I can’t remember where I read about the study, Parenthood Makes Moms More Liberal, Dads More Conservative, but I was reminded of it yesterday when out with DS and DH in Tel Aviv.

Another family with a little boy were taking an interest in the cloth diapers and wooden toys. DH struck up a converstation with the mum while I ate my brunch and the father of the little boy chatted with his friends. The mother confided that she doesn’t want to put her son into a kindy and her husband does.

And so me and DH chatted about how mums often don’t like the kindy option and dads often do. And why. Why mothers are more likely to not conform on such issues and why fathers are more likely to conform. (Where we live it is the norm for children to be in a kindy by one year of age, often earlier. The reasons cited are improved overall development in language and social skills)

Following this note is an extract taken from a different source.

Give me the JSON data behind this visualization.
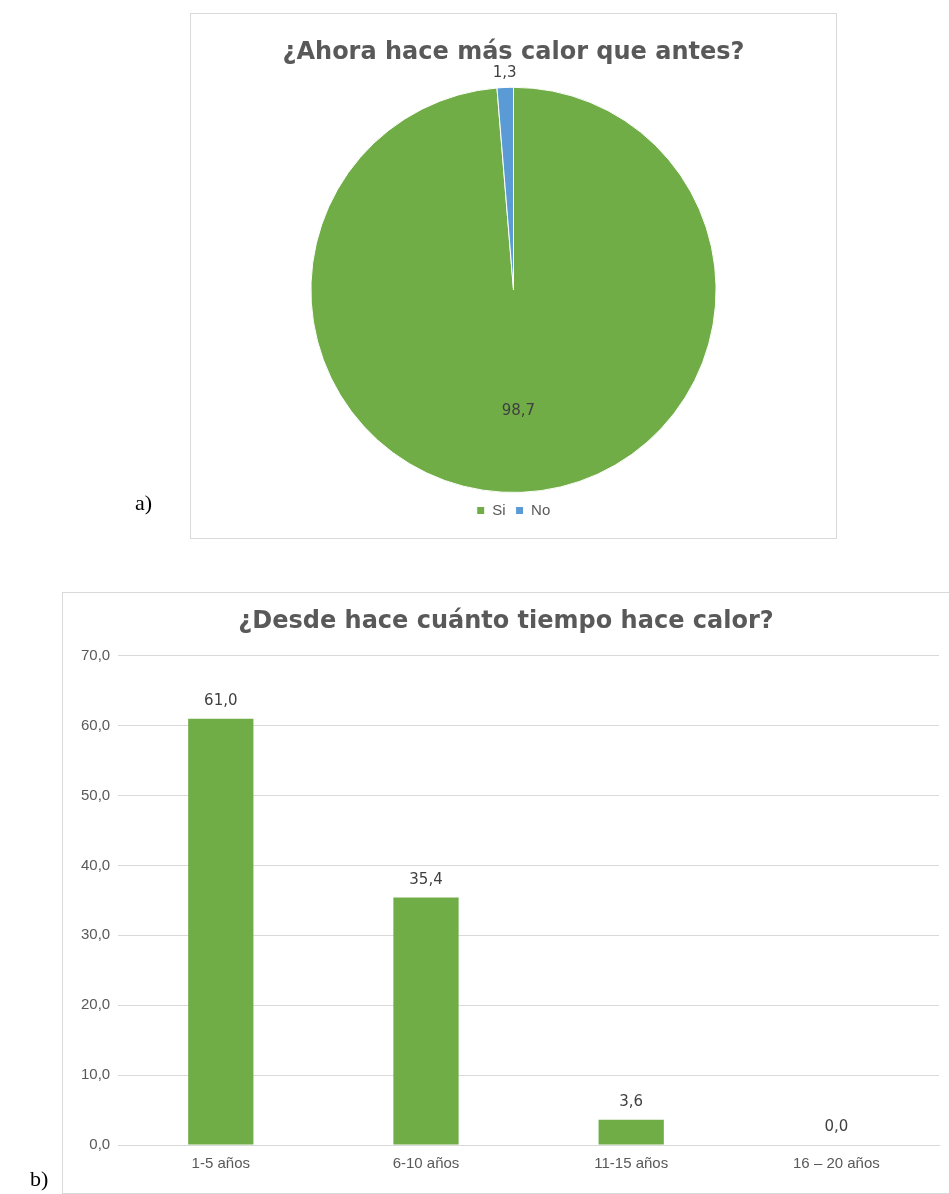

DH shared that he feels more of a tendency to conform on issues like health care and education since he became a father. And I know that my tendency to not conforming has dramatically increased since becoming a mother. I am definitly more interested in what is right for me and my family and not really interested in what ‘the majority’ do, unless of course it fits for us.

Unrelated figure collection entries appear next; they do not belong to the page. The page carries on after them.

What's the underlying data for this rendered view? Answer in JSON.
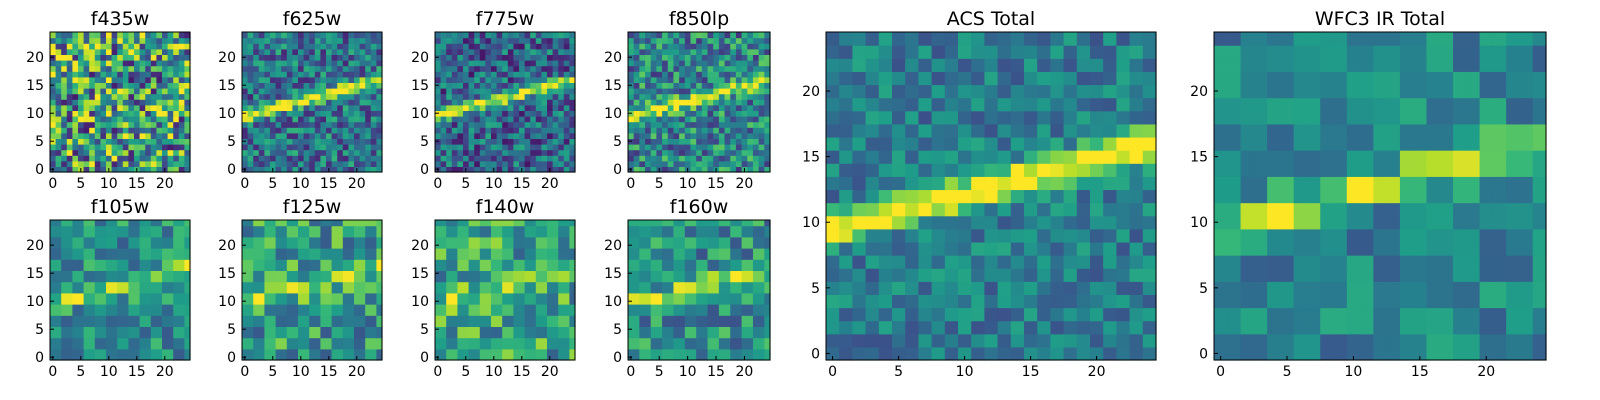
{
  "chart_data": [
    {
      "type": "heatmap",
      "title": "f435w",
      "grid": 25,
      "xticks": [
        0,
        5,
        10,
        15,
        20
      ],
      "yticks": [
        0,
        5,
        10,
        15,
        20
      ],
      "streak": {
        "strength": 0.0,
        "width": 1.0
      },
      "noise": 0.95,
      "base": 0.55,
      "pixel": 1,
      "seed": 11
    },
    {
      "type": "heatmap",
      "title": "f625w",
      "grid": 25,
      "xticks": [
        0,
        5,
        10,
        15,
        20
      ],
      "yticks": [
        0,
        5,
        10,
        15,
        20
      ],
      "streak": {
        "strength": 1.0,
        "width": 1.1
      },
      "noise": 0.55,
      "base": 0.38,
      "pixel": 1,
      "seed": 23
    },
    {
      "type": "heatmap",
      "title": "f775w",
      "grid": 25,
      "xticks": [
        0,
        5,
        10,
        15,
        20
      ],
      "yticks": [
        0,
        5,
        10,
        15,
        20
      ],
      "streak": {
        "strength": 1.0,
        "width": 1.0
      },
      "noise": 0.55,
      "base": 0.33,
      "pixel": 1,
      "seed": 37
    },
    {
      "type": "heatmap",
      "title": "f850lp",
      "grid": 25,
      "xticks": [
        0,
        5,
        10,
        15,
        20
      ],
      "yticks": [
        0,
        5,
        10,
        15,
        20
      ],
      "streak": {
        "strength": 0.85,
        "width": 1.1
      },
      "noise": 0.6,
      "base": 0.45,
      "pixel": 1,
      "seed": 41
    },
    {
      "type": "heatmap",
      "title": "f105w",
      "grid": 25,
      "xticks": [
        0,
        5,
        10,
        15,
        20
      ],
      "yticks": [
        0,
        5,
        10,
        15,
        20
      ],
      "streak": {
        "strength": 0.55,
        "width": 1.3
      },
      "noise": 0.45,
      "base": 0.5,
      "pixel": 2,
      "seed": 53
    },
    {
      "type": "heatmap",
      "title": "f125w",
      "grid": 25,
      "xticks": [
        0,
        5,
        10,
        15,
        20
      ],
      "yticks": [
        0,
        5,
        10,
        15,
        20
      ],
      "streak": {
        "strength": 0.5,
        "width": 1.3
      },
      "noise": 0.55,
      "base": 0.55,
      "pixel": 2,
      "seed": 67
    },
    {
      "type": "heatmap",
      "title": "f140w",
      "grid": 25,
      "xticks": [
        0,
        5,
        10,
        15,
        20
      ],
      "yticks": [
        0,
        5,
        10,
        15,
        20
      ],
      "streak": {
        "strength": 0.45,
        "width": 1.3
      },
      "noise": 0.55,
      "base": 0.58,
      "pixel": 2,
      "seed": 71
    },
    {
      "type": "heatmap",
      "title": "f160w",
      "grid": 25,
      "xticks": [
        0,
        5,
        10,
        15,
        20
      ],
      "yticks": [
        0,
        5,
        10,
        15,
        20
      ],
      "streak": {
        "strength": 0.6,
        "width": 1.3
      },
      "noise": 0.5,
      "base": 0.5,
      "pixel": 2,
      "seed": 83
    },
    {
      "type": "heatmap",
      "title": "ACS Total",
      "grid": 25,
      "xticks": [
        0,
        5,
        10,
        15,
        20
      ],
      "yticks": [
        0,
        5,
        10,
        15,
        20
      ],
      "streak": {
        "strength": 1.0,
        "width": 1.2
      },
      "noise": 0.35,
      "base": 0.42,
      "pixel": 1,
      "seed": 97
    },
    {
      "type": "heatmap",
      "title": "WFC3 IR Total",
      "grid": 25,
      "xticks": [
        0,
        5,
        10,
        15,
        20
      ],
      "yticks": [
        0,
        5,
        10,
        15,
        20
      ],
      "streak": {
        "strength": 0.75,
        "width": 1.4
      },
      "noise": 0.35,
      "base": 0.45,
      "pixel": 2,
      "seed": 109
    }
  ],
  "colormap": [
    "#440154",
    "#482878",
    "#3e4a89",
    "#31688e",
    "#26828e",
    "#1f9e89",
    "#35b779",
    "#6ece58",
    "#b5de2b",
    "#fde725"
  ]
}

When looking at issues to do with child welfare, it is mothers who are making the most noise when it comes to making a choice on the vaccine issue, to searching out the best care for their children and to deciding how best to nourish their children. Fathers *are* there too. My DH is finding his personal way of relating to the changes being made in our home. But I think it is largely mothers who are prepared to initiate the challenge to the consensus when it comes to the health and well being of their children. This is very broadly speaking.

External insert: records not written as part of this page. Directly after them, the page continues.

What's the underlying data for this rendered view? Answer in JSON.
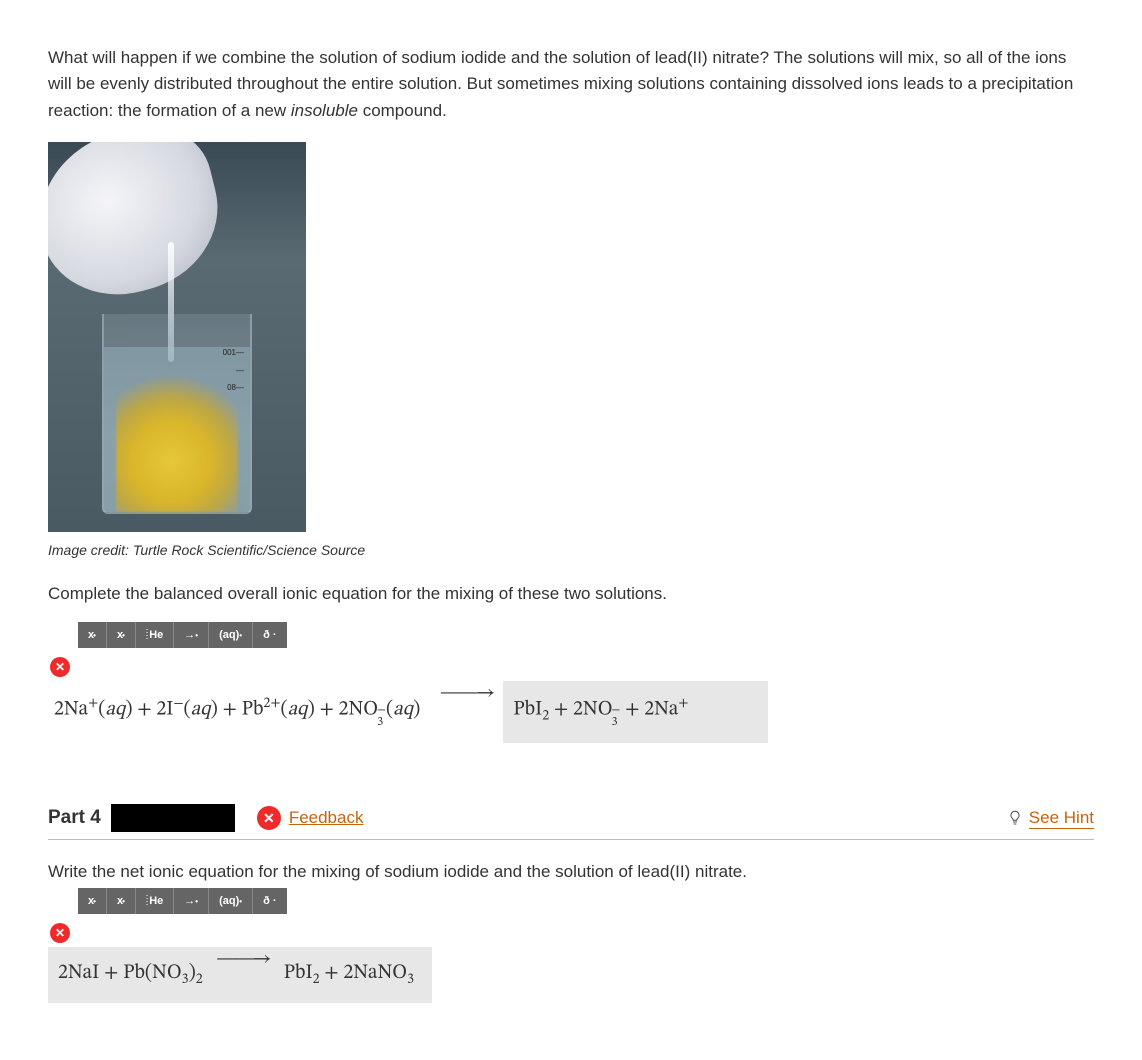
{
  "intro": {
    "text_before_em": "What will happen if we combine the solution of sodium iodide and the solution of lead(II) nitrate? The solutions will mix, so all of the ions will be evenly distributed throughout the entire solution. But sometimes mixing solutions containing dissolved ions leads to a precipitation reaction: the formation of a new ",
    "em": "insoluble",
    "text_after_em": " compound."
  },
  "image": {
    "credit": "Image credit: Turtle Rock Scientific/Science Source",
    "beaker_marks": [
      "001—",
      "—",
      "08—"
    ],
    "colors": {
      "background_top": "#3a4a55",
      "precipitate": "#e6c838",
      "glove": "#f5f5f8"
    }
  },
  "prompt1": "Complete the balanced overall ionic equation for the mixing of these two solutions.",
  "toolbar": {
    "items": [
      "x",
      "x_sub",
      "He_iso",
      "arrow",
      "aq",
      "delta"
    ],
    "bg": "#656565"
  },
  "status_icon": {
    "symbol": "✕",
    "color": "#ef2a2a"
  },
  "equation1": {
    "left_html": "2Na<sup>+</sup>(<i>aq</i>) + 2I<sup>−</sup>(<i>aq</i>) + Pb<sup>2+</sup>(<i>aq</i>) + 2NO<span class='supsub'><span>−</span><span>3</span></span>(<i>aq</i>)",
    "right_html": "PbI<sub>2</sub> + 2NO<span class='supsub'><span>−</span><span>3</span></span> + 2Na<sup>+</sup>",
    "right_bg": "#e7e7e7"
  },
  "part4": {
    "label": "Part 4",
    "feedback": "Feedback",
    "hint": "See Hint",
    "accent_color": "#c7640c"
  },
  "prompt2": "Write the net ionic equation for the mixing of sodium iodide and the solution of lead(II) nitrate.",
  "equation2": {
    "left_html": "2NaI + Pb(NO<sub>3</sub>)<sub>2</sub>",
    "right_html": "PbI<sub>2</sub> + 2NaNO<sub>3</sub>",
    "right_bg": "#e7e7e7"
  }
}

In my circle, including myself and my DH, the fathers are much more inclined to convince the mother to agree to putting the child into daycare/kindy. Often with the very best intentions. Some mama’s question some of the reasoning and wonder if starting day care at such a tender age can really be in the childs best interest. Ie I am prepared to challenge the conventional wisdom of putting lots of little children into group daycare with 6 children to every carer. I am also prepared to challenge the conventional wisdom of injecting my baby with mulitple vaccines. I had to become a mother to go the extra mile when it comes to challenging these social epxectations. And for now our choices are working for us – despite being very unusual.